Ce qui est essentiel, c’est plutôt le matériel de l’engin, son système lui-même. Parce que son examen « permettra de vérifier si les Chinois ont utilisé des dispositifs de surveillance et d’écoute, des signaux de communication ; des appareils de renseignement », a-t-il expliqué hier à Sky News L’universitaire et chercheur en défense Michael Clark. Ainsi, le Pentagone « sera en mesure de prouver clairement qu’il ne s’agissait pas d’un ballon météorologique », comme Pékin l’a prétendu lorsque l’engin a été découvert et que le gouvernement de Xi Jinping a dû reconnaître qu’il était le sien. Et là, les espoirs sont raisonnables, puisqu’un ballon météo fait jusqu’à 6 mètres de long, alors que celui-ci faisait environ 27 mètres.

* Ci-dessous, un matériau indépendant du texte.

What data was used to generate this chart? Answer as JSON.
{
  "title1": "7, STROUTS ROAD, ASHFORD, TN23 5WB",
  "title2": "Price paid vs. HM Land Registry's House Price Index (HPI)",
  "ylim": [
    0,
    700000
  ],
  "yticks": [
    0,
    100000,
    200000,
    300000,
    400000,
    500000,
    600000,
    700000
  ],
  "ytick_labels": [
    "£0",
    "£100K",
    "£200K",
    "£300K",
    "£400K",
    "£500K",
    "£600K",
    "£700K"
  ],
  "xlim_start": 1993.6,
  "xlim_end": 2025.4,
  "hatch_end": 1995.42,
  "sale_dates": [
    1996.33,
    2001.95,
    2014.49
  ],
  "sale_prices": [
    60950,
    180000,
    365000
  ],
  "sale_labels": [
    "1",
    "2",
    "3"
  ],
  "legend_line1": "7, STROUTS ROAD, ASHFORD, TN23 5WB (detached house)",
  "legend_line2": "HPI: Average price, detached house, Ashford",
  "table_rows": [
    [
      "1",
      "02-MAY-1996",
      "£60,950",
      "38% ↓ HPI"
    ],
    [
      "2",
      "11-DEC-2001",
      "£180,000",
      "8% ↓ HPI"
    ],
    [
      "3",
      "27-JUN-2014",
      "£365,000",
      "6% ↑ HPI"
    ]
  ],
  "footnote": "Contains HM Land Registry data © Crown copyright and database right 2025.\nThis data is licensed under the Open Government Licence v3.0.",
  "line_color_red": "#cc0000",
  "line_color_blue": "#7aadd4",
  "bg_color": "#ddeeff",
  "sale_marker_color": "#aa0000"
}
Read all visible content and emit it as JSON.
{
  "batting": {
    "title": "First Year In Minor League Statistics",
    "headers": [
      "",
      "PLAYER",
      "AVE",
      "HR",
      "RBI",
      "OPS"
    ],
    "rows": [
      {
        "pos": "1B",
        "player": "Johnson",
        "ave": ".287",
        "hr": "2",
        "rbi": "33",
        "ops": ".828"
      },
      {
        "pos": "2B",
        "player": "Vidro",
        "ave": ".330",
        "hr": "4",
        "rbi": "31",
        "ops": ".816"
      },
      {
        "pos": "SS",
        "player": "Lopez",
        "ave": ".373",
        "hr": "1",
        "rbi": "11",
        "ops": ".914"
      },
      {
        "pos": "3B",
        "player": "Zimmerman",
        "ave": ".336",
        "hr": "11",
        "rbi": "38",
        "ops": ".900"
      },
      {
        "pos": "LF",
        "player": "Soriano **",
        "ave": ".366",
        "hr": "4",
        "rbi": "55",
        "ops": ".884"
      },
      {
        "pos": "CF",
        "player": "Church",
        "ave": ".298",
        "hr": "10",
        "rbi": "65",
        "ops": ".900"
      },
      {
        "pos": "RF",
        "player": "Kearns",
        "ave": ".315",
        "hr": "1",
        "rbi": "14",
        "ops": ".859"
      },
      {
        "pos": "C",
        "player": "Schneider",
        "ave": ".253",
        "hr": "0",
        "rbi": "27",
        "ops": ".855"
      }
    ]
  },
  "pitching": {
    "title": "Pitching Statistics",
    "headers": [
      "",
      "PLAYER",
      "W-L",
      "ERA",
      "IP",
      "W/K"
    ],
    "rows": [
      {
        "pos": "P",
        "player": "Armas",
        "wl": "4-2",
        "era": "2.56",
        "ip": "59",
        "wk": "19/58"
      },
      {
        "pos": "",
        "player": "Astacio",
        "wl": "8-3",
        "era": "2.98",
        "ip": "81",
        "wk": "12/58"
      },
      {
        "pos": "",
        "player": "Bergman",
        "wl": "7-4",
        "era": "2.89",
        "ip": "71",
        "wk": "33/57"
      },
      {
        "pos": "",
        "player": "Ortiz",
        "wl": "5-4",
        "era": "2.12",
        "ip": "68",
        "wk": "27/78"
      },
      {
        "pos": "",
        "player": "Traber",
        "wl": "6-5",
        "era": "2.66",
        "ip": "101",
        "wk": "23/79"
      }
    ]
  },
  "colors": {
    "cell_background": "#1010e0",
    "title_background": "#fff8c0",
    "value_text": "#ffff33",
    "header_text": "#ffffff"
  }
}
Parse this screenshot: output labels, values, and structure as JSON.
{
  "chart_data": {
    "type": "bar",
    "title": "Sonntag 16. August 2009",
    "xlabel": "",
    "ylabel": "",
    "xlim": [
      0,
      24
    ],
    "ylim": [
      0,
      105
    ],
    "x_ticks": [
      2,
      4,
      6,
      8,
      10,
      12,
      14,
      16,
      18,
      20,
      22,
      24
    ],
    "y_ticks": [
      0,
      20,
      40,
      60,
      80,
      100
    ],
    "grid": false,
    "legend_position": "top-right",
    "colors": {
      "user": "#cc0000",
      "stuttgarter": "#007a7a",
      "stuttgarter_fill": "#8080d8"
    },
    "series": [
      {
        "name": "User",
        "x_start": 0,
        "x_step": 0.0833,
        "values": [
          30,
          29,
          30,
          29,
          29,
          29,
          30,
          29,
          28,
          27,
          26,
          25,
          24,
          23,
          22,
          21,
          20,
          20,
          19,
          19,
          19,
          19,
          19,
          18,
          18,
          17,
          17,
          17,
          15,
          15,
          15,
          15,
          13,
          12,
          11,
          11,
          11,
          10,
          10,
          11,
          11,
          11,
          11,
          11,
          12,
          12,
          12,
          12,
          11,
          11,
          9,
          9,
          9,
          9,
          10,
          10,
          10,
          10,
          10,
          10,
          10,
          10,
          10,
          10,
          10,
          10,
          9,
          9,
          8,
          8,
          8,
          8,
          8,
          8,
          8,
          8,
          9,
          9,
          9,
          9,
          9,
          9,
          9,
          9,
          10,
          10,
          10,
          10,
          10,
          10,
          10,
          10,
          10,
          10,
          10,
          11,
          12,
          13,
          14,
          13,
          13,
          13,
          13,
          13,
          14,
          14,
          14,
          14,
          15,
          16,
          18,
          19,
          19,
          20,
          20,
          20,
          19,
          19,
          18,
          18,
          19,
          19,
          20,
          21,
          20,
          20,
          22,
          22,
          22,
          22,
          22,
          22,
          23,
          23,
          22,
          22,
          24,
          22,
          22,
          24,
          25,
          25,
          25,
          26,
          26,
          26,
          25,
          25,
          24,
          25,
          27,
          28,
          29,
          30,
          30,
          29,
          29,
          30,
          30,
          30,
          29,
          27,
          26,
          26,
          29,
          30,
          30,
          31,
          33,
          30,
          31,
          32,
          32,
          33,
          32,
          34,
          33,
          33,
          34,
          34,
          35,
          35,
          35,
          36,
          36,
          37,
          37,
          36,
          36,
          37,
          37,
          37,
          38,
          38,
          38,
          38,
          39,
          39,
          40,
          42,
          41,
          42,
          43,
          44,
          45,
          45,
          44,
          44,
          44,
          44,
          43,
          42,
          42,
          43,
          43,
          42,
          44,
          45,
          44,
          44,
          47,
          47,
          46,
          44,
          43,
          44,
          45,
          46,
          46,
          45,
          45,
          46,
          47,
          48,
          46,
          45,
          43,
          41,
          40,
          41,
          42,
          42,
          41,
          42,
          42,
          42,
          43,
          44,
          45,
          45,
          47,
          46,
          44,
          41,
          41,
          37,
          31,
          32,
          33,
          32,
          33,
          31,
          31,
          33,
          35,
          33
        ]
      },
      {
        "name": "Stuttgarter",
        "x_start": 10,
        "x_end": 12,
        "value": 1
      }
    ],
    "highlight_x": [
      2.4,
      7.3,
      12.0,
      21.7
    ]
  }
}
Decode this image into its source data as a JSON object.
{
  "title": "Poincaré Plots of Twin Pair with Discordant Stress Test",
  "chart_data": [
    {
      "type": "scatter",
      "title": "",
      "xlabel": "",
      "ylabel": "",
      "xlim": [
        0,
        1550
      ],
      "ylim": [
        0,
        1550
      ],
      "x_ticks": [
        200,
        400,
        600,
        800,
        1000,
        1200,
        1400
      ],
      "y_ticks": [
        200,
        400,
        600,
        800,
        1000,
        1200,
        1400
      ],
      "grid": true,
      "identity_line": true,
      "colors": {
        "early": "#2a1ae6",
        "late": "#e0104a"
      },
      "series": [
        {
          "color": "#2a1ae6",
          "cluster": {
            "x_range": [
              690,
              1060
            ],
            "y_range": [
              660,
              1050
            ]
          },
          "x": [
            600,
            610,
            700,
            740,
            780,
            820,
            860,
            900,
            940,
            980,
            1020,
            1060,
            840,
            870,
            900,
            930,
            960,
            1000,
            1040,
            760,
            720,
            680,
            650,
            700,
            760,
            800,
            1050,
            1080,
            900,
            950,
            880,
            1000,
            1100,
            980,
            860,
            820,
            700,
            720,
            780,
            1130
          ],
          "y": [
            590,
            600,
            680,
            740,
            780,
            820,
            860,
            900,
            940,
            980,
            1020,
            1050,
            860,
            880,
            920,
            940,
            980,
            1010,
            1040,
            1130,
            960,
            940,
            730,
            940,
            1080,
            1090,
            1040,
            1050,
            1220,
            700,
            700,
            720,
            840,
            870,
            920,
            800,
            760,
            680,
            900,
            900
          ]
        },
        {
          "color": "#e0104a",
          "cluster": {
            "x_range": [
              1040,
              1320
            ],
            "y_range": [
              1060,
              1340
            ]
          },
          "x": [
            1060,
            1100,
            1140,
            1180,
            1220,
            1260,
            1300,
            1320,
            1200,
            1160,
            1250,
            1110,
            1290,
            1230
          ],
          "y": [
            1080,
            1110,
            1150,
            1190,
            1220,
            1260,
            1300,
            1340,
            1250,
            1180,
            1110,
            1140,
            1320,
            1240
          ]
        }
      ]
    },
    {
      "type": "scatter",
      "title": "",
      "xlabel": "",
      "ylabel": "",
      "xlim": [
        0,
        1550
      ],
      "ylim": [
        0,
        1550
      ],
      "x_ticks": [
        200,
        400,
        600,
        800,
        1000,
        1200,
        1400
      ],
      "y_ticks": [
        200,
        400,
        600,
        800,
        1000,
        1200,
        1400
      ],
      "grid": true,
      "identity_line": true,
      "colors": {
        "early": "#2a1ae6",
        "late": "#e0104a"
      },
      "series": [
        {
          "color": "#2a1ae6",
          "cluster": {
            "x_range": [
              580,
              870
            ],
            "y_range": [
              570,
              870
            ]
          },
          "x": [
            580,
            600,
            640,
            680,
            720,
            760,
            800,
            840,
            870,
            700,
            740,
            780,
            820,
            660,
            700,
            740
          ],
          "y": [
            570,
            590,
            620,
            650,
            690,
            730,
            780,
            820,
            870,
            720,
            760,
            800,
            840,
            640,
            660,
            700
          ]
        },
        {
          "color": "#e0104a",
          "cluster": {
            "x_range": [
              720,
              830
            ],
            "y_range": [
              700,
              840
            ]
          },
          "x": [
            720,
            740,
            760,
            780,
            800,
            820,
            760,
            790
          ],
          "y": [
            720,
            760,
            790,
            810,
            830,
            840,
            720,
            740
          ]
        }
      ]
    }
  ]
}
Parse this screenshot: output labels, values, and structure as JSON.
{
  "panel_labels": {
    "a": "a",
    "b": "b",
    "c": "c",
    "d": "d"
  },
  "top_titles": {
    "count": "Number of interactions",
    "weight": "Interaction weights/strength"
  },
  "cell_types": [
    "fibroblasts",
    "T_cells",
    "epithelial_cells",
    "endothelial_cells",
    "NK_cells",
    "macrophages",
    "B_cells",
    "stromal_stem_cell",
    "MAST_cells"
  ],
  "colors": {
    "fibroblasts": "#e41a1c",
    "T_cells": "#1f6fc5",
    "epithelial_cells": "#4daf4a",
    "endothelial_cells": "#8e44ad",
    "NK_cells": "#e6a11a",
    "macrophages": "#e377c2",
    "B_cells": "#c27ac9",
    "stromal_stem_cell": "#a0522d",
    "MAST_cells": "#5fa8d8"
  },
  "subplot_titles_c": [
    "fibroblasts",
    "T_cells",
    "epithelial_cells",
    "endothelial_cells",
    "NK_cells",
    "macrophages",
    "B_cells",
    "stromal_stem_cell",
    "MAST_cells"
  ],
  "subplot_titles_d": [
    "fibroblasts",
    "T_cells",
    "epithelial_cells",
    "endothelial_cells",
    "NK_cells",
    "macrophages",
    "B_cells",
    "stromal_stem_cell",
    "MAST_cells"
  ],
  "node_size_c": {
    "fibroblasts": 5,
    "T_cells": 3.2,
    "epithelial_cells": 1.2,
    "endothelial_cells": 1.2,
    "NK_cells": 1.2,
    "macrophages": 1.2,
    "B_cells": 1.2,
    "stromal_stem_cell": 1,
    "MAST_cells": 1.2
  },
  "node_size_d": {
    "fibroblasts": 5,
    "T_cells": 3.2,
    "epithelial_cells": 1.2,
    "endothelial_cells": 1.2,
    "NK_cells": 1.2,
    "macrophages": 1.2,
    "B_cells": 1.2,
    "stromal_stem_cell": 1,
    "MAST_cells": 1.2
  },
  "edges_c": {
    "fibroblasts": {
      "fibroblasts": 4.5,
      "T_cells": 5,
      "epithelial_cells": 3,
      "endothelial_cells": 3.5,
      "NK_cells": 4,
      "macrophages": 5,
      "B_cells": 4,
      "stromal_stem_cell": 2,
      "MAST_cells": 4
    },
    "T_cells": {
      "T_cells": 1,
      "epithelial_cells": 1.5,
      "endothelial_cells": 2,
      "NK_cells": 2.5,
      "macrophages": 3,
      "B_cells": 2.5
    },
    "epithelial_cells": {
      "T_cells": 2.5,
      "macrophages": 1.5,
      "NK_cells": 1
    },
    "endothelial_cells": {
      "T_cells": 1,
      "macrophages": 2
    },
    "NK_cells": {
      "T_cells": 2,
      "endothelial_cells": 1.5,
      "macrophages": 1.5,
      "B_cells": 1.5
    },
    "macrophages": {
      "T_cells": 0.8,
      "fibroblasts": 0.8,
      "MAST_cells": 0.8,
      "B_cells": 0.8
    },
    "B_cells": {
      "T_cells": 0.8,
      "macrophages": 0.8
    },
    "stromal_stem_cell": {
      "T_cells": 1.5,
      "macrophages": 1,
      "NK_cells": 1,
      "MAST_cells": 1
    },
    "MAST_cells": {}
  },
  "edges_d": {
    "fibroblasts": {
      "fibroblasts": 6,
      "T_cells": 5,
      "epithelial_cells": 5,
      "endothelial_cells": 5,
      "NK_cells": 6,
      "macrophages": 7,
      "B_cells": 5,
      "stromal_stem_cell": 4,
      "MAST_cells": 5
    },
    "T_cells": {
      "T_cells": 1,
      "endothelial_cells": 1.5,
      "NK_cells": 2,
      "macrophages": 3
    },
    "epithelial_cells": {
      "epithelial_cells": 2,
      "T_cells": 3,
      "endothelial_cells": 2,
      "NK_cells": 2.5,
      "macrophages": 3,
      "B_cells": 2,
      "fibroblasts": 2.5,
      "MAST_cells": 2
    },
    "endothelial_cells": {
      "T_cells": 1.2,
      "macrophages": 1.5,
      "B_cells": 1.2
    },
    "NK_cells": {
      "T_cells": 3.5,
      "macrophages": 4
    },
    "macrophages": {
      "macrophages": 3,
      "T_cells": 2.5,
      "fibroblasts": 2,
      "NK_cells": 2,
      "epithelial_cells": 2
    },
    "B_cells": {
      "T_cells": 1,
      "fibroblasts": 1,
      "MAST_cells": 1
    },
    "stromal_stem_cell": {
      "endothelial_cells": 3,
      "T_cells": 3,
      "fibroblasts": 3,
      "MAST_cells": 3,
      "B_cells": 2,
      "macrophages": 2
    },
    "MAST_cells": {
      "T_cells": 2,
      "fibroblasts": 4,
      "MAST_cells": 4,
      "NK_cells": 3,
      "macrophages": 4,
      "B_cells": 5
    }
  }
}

Il sera plus difficile, voire impossible, de savoir pourquoi le ballon a envahi l’espace aérien canadien et américain : s’il s’agissait d’un accident, comme le prétend Pékin, ou si la Chine cherchait réellement à obtenir des informations militaires, ou encore si elle voulait provoquer Washington et faire échouer la visite de détente pertinente que le secrétaire d’État Antony Blinken devait effectuer ce week-end et qu’il a en fait annulée. Ou parce qu’elle voulait répondre aux derniers développements américains en Asie, comme le récent accord entre Washington et les Philippines qui donnera à l’armée américaine l’accès à quatre bases dans l’archipel, en plus des cinq qu’elle utilise déjà,
On ne savait pas non plus hier ce qu’il était advenu du second ballon espion présumé aperçu au Costa Rica et en Colombie, avec dans ce dernier cas la confirmation par l’armée de l’air du pays de la détection et du suivi, jusqu’à sa sortie de l’espace aérien colombien, d’un aérostat « similaire » à celui abattu par les États-Unis.
Le ballon chinois est tombé, du moins l’un d’entre eux. Mais ses mystères restent dans l’air. Ou sous l’eau.